Swedish massage is the most widely practiced type of massage in the United States. Massage has a number of complex physiologic and psychologic effects, not least of which is relaxation of both the musculature and the mind.12 Although the mechanism(s) of action of massage have not been elucidated, massage therapy is thought to stimulate large nerve fibers, resulting in alterations in the secretion of endorphins, oxytocin, and other hormones.26,27 Massage also has been shown to enhance parasympathetic and reduce inflammatory activity.28,29 The use of massage for treatment of depression might be a useful paradigm to study the underlying changes that occur from depression to remission without the added complexity of nonspecific drug effects.

There are some limitations that warrant mention.
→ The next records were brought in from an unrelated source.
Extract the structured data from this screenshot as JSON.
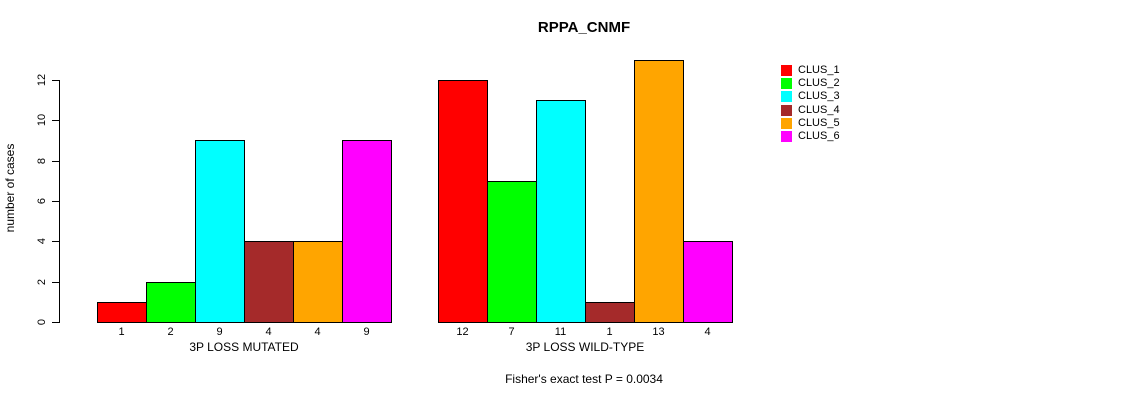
{
  "title": "RPPA_CNMF",
  "caption": "Fisher's exact test P = 0.0034",
  "y_axis": {
    "label": "number of cases",
    "ticks": [
      0,
      2,
      4,
      6,
      8,
      10,
      12
    ]
  },
  "legend": {
    "items": [
      {
        "label": "CLUS_1",
        "color": "#FF0000"
      },
      {
        "label": "CLUS_2",
        "color": "#00FF00"
      },
      {
        "label": "CLUS_3",
        "color": "#00FFFF"
      },
      {
        "label": "CLUS_4",
        "color": "#A52A2A"
      },
      {
        "label": "CLUS_5",
        "color": "#FFA500"
      },
      {
        "label": "CLUS_6",
        "color": "#FF00FF"
      }
    ]
  },
  "chart_data": {
    "type": "bar",
    "title": "RPPA_CNMF",
    "ylabel": "number of cases",
    "ylim": [
      0,
      13
    ],
    "yticks": [
      0,
      2,
      4,
      6,
      8,
      10,
      12
    ],
    "grid": false,
    "legend_position": "right",
    "series_names": [
      "CLUS_1",
      "CLUS_2",
      "CLUS_3",
      "CLUS_4",
      "CLUS_5",
      "CLUS_6"
    ],
    "series_colors": [
      "#FF0000",
      "#00FF00",
      "#00FFFF",
      "#A52A2A",
      "#FFA500",
      "#FF00FF"
    ],
    "groups": [
      {
        "label": "3P LOSS MUTATED",
        "values": [
          1,
          2,
          9,
          4,
          4,
          9
        ],
        "bar_labels": [
          "1",
          "2",
          "9",
          "4",
          "4",
          "9"
        ]
      },
      {
        "label": "3P LOSS WILD-TYPE",
        "values": [
          12,
          7,
          11,
          1,
          13,
          4
        ],
        "bar_labels": [
          "12",
          "7",
          "11",
          "1",
          "13",
          "4"
        ]
      }
    ],
    "annotation": "Fisher's exact test P = 0.0034"
  }
}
Most of the subjects in this study were males. There is no a priori reason to believe that there would be sex differences in response, as none of the previous studies of massage described females as being less responsive. In the current study, 3 women were randomized to massage, and all 3 showed a marked drop in HAM-D from baseline to week 8. For these women, HAM-D scores were 18, 23, and 19 at baseline, and 4, 9, and 12 at week 8, respectively. In contrast, the 1 female subject in the touch group showed an increase in HAM-D from 20 at baseline to 33 at week 8. Although this issue needs to be empirically tested, this study's preliminary data suggest that women respond to massage in a fashion comparable to men. This issue deserves further attention, as depression is not only more prevalent in women than men in general, but also within the HIV population. After controlling for clinical status, treatment, and other factors, HIV-infected women with chronic depressive symptoms were twice as likely to die of AIDS as those without such symptoms.30,31 Some other limitations are the relatively modest sample size and the differences, albeit small, in baseline HAM-D between the NI and touch groups. There was an attempt to control for other extraneous variables that are part of the study procedures (e.g., degree of verbal interaction between the therapist and subject), but such variables are not easily controlled or monitored and could have somehow influenced the results. Finally, since the study required subjects to be able to come to the facility twice a week, it is not clear how selection bias might have impacted the results.

Conclusions

The results suggest a potential benefit of massage for HIV-infected individuals with depression. Whether the effects of massage are generalizable to other types of depression, as well as to non-HIV subjects with depression, remain to be determined.

Supplementary Material

Supplemental data
supp_data.zip (130.7KB, zip)

Acknowledgments

The authors thank Ms. Sareen Kevork for her excellent coordination of the project. This study was funded by National Institutes of Health (NIH) grant #AT001047 and NIH General Clinical Research Center grant #RR000425.

Disclosure Statement

Dr. Poland reports that at the time of the study (but not at present) he owned <$5000 in Pfizer stock and had research funding from GlaxoSmithKline. Dr. Gertsik's employer (Parexel International) is a contract research organization focusing on pharmaceutical research consulting, although Dr. Gertsik does not receive any direct support or compensation from any pharmaceutical company. Ms. Smith is the founder of The Heart Touch Project, a nonprofit educational organization dedicated to the training and delivery of compassionate and healing touch to homebound or hospitalized, men, women, and children. Dr. Daar reports receiving research support from Abbott Laboratories, Merck Laboratories, Pfizer, and ViiV and being an advisor or consultant for Bristol Myers Squibb, Gilead Sciences, Pfizer, Merck Laboratories, and Tibotec. All other authors reported no competing financial interests exist.